Shakespeare references this in Henry VI Part II, with York himself allegedly behind it all:
I have seduc’d a headstrong Kentishman,
John Cade of Ashford,
To make commotion, as full well he can,
Under the tide of John Mortimer.
Another account from this era, A Short English Chronicle, reports that the rebel was “a capteyne the whiche namyd hym sylfe John Mortymer, whose very trew name was John Cade, and he was an Iresheman”.
Editions of this (and other chronicles covering Cade’s rebellion) can be found here and in The Jack Cade Rebellion of 1450: A Sourcebook by Alexander L. Kaufman (2019).

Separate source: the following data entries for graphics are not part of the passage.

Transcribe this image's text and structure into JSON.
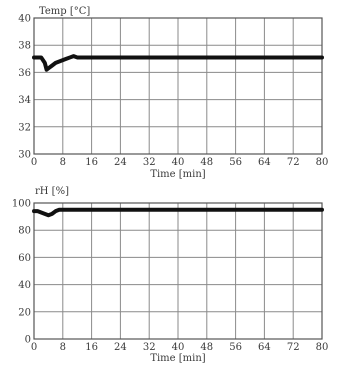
{
  "chart_data": [
    {
      "type": "line",
      "title": "Temp [°C]",
      "xlabel": "Time [min]",
      "ylabel": "",
      "xlim": [
        0,
        80
      ],
      "ylim": [
        30,
        40
      ],
      "x_ticks": [
        0,
        8,
        16,
        24,
        32,
        40,
        48,
        56,
        64,
        72,
        80
      ],
      "y_ticks": [
        30,
        32,
        34,
        36,
        38,
        40
      ],
      "grid": true,
      "series": [
        {
          "x": [
            0,
            2,
            3,
            3.5,
            4,
            5,
            6,
            7,
            8,
            9,
            10,
            11,
            12,
            14,
            20,
            40,
            60,
            80
          ],
          "y": [
            37.1,
            37.1,
            36.7,
            36.2,
            36.3,
            36.5,
            36.7,
            36.8,
            36.9,
            37.0,
            37.1,
            37.2,
            37.1,
            37.1,
            37.1,
            37.1,
            37.1,
            37.1
          ]
        }
      ]
    },
    {
      "type": "line",
      "title": "rH [%]",
      "xlabel": "Time [min]",
      "ylabel": "",
      "xlim": [
        0,
        80
      ],
      "ylim": [
        0,
        100
      ],
      "x_ticks": [
        0,
        8,
        16,
        24,
        32,
        40,
        48,
        56,
        64,
        72,
        80
      ],
      "y_ticks": [
        0,
        20,
        40,
        60,
        80,
        100
      ],
      "grid": true,
      "series": [
        {
          "x": [
            0,
            1,
            2,
            3,
            4,
            5,
            6,
            7,
            8,
            10,
            20,
            40,
            60,
            80
          ],
          "y": [
            94,
            94,
            93,
            92,
            91,
            92,
            94,
            95,
            95,
            95,
            95,
            95,
            95,
            95
          ]
        }
      ]
    }
  ],
  "colors": {
    "line": "#111111",
    "grid": "#8a8a8a",
    "axis": "#555555",
    "text": "#3a3a3a",
    "background": "#ffffff"
  }
}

Compare, perhaps, the blue cockades of another rebellion in London, 330 years later, which we encountered a few weeks ago.
The story I heard was that Henry VI did issue a pardon to Cade, who then lived for some months peaceably at home in Kent. But, being urged-on by his vindictive missus, Margaret of Anjou, the king then revoked his pardon. Then Cade was mortally-wounded while resisting those sent to arrest him and, as described, after he died his mortal remains were abused in-line with the infantile mentality of the times. British history is littered with examples of perfidy on part of the Establishment. It would make interesting reading if 'Histories' could find accounts of Nelson's dishonourable conduct in his part in crushing the Neapolitan uprising in 1799.